The ’70s was about more than disco and bellbottoms
Film | by Jorge Ignacio Castillo
20th Century Women
Opens Friday 20
3 out of 5
Hollywood mainstay Annette Bening has been nominated for four Oscars over the course of three decades. She was beaten every single time, twice by Hilary Swank.
20th Century Women is likely to grant her a fifth trip to the Dolby Theatre, but odds are she’ll come up empty handed again.
It won’t be for lack of effort.
20th Century Woman is a spiraling, heartfelt comedy that compensates for its lack of structure with fully fleshed-out characters. The film’s aimlessness is part of its charm: the character’s struggle to find direction is highly relatable.
Regardless of the title, the actual lead of the film is a boy on the cusp of adolescence.
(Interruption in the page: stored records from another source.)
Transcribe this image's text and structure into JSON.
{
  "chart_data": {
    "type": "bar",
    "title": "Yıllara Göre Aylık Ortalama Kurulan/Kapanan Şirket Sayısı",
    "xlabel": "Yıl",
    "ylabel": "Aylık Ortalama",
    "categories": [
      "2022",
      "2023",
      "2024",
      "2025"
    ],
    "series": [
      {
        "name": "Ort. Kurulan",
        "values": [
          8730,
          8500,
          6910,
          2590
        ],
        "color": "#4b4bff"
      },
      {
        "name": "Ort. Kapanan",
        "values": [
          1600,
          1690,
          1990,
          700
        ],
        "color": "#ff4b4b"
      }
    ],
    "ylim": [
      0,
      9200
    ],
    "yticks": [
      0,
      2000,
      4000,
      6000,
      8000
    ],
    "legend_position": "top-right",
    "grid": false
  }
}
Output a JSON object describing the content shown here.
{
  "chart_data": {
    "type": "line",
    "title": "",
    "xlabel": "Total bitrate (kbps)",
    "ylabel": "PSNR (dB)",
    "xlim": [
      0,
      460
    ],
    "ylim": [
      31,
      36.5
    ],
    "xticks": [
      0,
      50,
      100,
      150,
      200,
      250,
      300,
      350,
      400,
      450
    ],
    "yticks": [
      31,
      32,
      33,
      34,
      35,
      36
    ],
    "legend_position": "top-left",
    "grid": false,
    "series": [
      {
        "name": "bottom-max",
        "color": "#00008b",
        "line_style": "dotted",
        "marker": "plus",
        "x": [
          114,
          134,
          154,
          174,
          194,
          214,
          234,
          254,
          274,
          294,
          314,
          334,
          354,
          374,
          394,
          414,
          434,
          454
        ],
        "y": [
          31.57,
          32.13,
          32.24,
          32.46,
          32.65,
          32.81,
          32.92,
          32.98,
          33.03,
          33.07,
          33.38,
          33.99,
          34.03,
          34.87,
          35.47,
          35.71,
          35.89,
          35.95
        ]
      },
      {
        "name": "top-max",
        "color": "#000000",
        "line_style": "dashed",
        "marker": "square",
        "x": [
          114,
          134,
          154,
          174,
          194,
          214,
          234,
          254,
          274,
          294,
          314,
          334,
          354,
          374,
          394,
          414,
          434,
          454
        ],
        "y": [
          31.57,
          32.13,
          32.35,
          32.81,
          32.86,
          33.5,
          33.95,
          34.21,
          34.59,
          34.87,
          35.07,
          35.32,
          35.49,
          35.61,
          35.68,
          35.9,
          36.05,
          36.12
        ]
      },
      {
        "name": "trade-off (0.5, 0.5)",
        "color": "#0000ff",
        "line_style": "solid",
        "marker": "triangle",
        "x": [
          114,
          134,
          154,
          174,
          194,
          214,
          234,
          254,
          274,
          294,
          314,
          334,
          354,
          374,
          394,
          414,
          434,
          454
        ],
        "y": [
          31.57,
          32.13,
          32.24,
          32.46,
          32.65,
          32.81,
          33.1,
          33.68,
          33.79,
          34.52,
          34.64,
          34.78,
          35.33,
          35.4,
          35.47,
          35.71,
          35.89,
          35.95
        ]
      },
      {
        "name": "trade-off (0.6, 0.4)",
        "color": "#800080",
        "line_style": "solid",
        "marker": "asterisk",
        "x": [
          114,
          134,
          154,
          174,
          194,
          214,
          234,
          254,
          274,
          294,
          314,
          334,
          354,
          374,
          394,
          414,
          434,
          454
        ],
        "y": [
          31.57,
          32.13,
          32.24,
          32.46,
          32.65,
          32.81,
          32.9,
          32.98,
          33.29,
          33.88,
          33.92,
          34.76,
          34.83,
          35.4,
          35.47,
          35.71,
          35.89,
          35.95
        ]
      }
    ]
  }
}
Jamie (Lucas Jade Zumman) lives in a crumbling house that doubles as a hostel. The place is managed by his mother, Dorothea (Bening), a chain-smoking dreamer plagued by angst as her boy starts behaving like a teenager.
In an effort to make sure Jamie grows up into a “good” man, Dorothea gets her boarder, Abbie (Greta Gerwig), and the boy’s best friend, Julie (Elle Fanning), to help her raise him. Predictably, the women’s approaches to parenting clash and Jamie flips out.
Written and directed by Mike Mills (Beginners), 20th Century Woman is a cinematic stream of consciousness. Chronological anecdotes are interrupted by glimpses of the leads’ pasts and futures. This has to be one of the laziest narrative devices but it gets a fresh dimension as it enriches the characters’ behaviour with background context and therefore, significance.
Jamie, Dorothea and company’s drifting reflects their times. The film is set in the late ’70s, when social movements collapsed (or were sabotaged) and the era of selfish, “screw you, I’ve got mine” individualism — which culminated in the election of Ronald Reagan — dawned. Pointedly, 20th Century Women includes Jimmy Carter’s fateful “crisis of confidence” speech, a gloom and doom (and true) statement America didn’t respond well to.
A movie like this can’t be spoiled, so it’s fair to say nobody’s existence changes radically but the important things people learn makes a huge difference in the long run.
20th Century Women underlines a fact of life so obvious it’s often overlooked: surround yourself with good people. It pays off.